Tydzień tylko czasu wolnego pozostał jeszcze młodym małżonkom, lecz parę pierwszych dni całkowicie zapełniły kwestje gospodarskie. Około jedynastej, po śniadaniu, stryj radca wychodził zwykle z panem Filipem do miasta oglądać i kupować meble, po obiedzie znowu, Zosia była zajęta upakowywaniem półmisków, talerzy, rondli i tym podobnych efektów, które wreszcie pod dozorem zaufanej sługi wyprawione zostały do Patykowa.
Wieczorem zaś przychodził z wizytą pan Piotr, umieszczał się jak najwygodniej między nowożeńcami i bawił ich kształcącą rozmową do północy, a następnie zabierał Filipa do siebie.
Znudziło to wkońcu stryja radcę, który trzeciego wieczora po ślubie rzekł:
— Wiecie co, moi kochani, jedźcie wy jutro do Częstochowy...
Pan Filip zarumienił się, a Zosia, klasnąwszy w ręce, zawołała:
— Ach! jakże to dobrze!...
— Szkoda, że pan dobrodziej wcześniej o tem nie powiedział — wtrącił kasjer.

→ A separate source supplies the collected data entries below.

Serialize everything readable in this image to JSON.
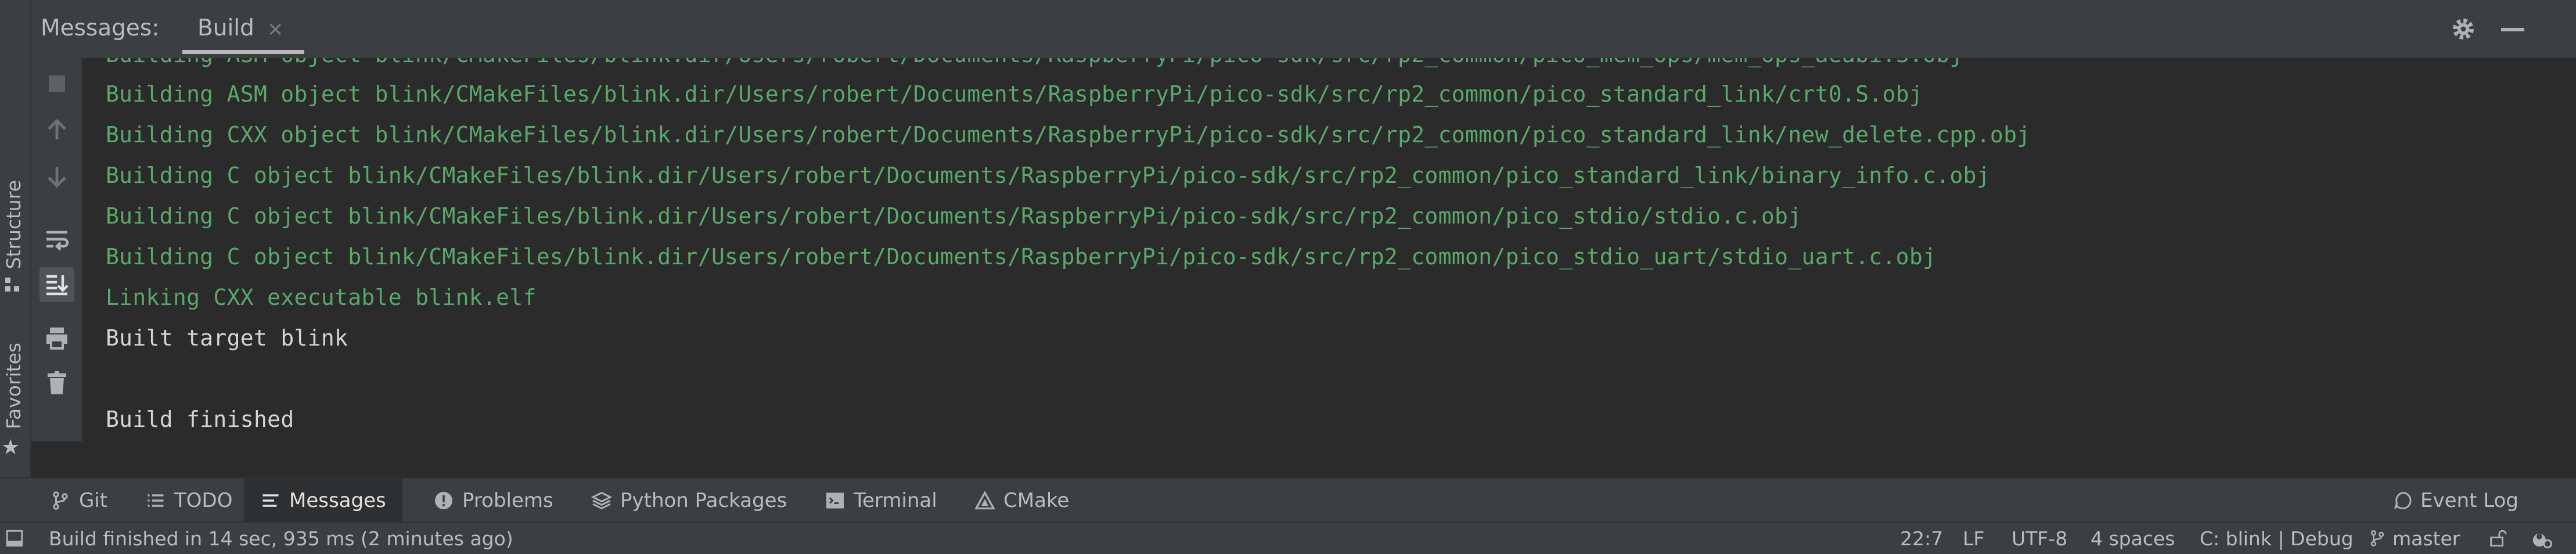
{
  "header": {
    "title": "Messages:",
    "tab_label": "Build",
    "tab_close": "×",
    "gear_icon": "gear-icon",
    "minimize_icon": "minimize-icon"
  },
  "left_strip": {
    "structure_label": "Structure",
    "favorites_label": "Favorites"
  },
  "toolbar": {
    "items": [
      "stop-icon",
      "arrow-up-icon",
      "arrow-down-icon",
      "soft-wrap-icon",
      "scroll-to-end-icon",
      "print-icon",
      "trash-icon"
    ]
  },
  "console": {
    "lines": [
      {
        "text": "Building ASM object blink/CMakeFiles/blink.dir/Users/robert/Documents/RaspberryPi/pico-sdk/src/rp2_common/pico_mem_ops/mem_ops_aeabi.S.obj",
        "color": "#59a869"
      },
      {
        "text": "Building ASM object blink/CMakeFiles/blink.dir/Users/robert/Documents/RaspberryPi/pico-sdk/src/rp2_common/pico_standard_link/crt0.S.obj",
        "color": "#59a869"
      },
      {
        "text": "Building CXX object blink/CMakeFiles/blink.dir/Users/robert/Documents/RaspberryPi/pico-sdk/src/rp2_common/pico_standard_link/new_delete.cpp.obj",
        "color": "#59a869"
      },
      {
        "text": "Building C object blink/CMakeFiles/blink.dir/Users/robert/Documents/RaspberryPi/pico-sdk/src/rp2_common/pico_standard_link/binary_info.c.obj",
        "color": "#59a869"
      },
      {
        "text": "Building C object blink/CMakeFiles/blink.dir/Users/robert/Documents/RaspberryPi/pico-sdk/src/rp2_common/pico_stdio/stdio.c.obj",
        "color": "#59a869"
      },
      {
        "text": "Building C object blink/CMakeFiles/blink.dir/Users/robert/Documents/RaspberryPi/pico-sdk/src/rp2_common/pico_stdio_uart/stdio_uart.c.obj",
        "color": "#59a869"
      },
      {
        "text": "Linking CXX executable blink.elf",
        "color": "#59a869"
      },
      {
        "text": "Built target blink",
        "color": "#d4d4d4"
      },
      {
        "text": "",
        "color": "#d4d4d4"
      },
      {
        "text": "Build finished",
        "color": "#d4d4d4"
      }
    ]
  },
  "bottom_tabs": {
    "git": "Git",
    "todo": "TODO",
    "messages": "Messages",
    "problems": "Problems",
    "python_packages": "Python Packages",
    "terminal": "Terminal",
    "cmake": "CMake",
    "event_log": "Event Log"
  },
  "status_bar": {
    "message": "Build finished in 14 sec, 935 ms (2 minutes ago)",
    "position": "22:7",
    "line_separator": "LF",
    "encoding": "UTF-8",
    "indent": "4 spaces",
    "config": "C: blink | Debug",
    "branch": "master"
  },
  "colors": {
    "accent_green": "#59a869",
    "panel": "#3c3f41",
    "console_bg": "#2b2b2b"
  }
}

— Dlaczego? — zapytał stryj.
— Wystarałbym się o urlop i towarzyszyłbym państwu...
— Ja z nimi nie jadę, ale wprost udam się do Patykowa — odparł stryj.
— A ja właśnie pojechałbym. Szkoda!
Pan Filip szczerze wprawdzie kochał Piotra, z tem wszystkiem jednak uczuł pewien rodzaj ulgi, usłyszawszy jego utyskiwania.
— W każdym jednak razie spróbuję.
Możebyście państwo zaczekali na mnie do dwunastej jutro? — spytał kasjer.
— Lepiej niech wyjadą o ósmej, żeby za dnia stanęli — odezwał się stryj.
Słowa te jednak nie ostudziły żarliwości pana Piotra, który natychmiast pożegnał towarzystwo i obiecał być gotowym na ósmą.
Gdy Zosia wyszła do swego pokoju zająć się niezbędnemi przygotowaniami, stryj rzekł do Filipa:
— Czy ten pan Piotr zakochał się w twojej żonie, że was tak pilnuje?
— E... nie! On robi to przez życzliwość dla mnie.
— A niechże go djabli wezmą z taką życzliwością!... Tożeś po ślubie jeszcze chyba dziesięciu wyrazów nie miał czasu powiedzieć do swej żony. No, czy nie prawda?
— Istotnie! — odparł rozrzewniony Filip, całując stryja w ramię. — Szczęście, że już choć teraz sobie odszedł!...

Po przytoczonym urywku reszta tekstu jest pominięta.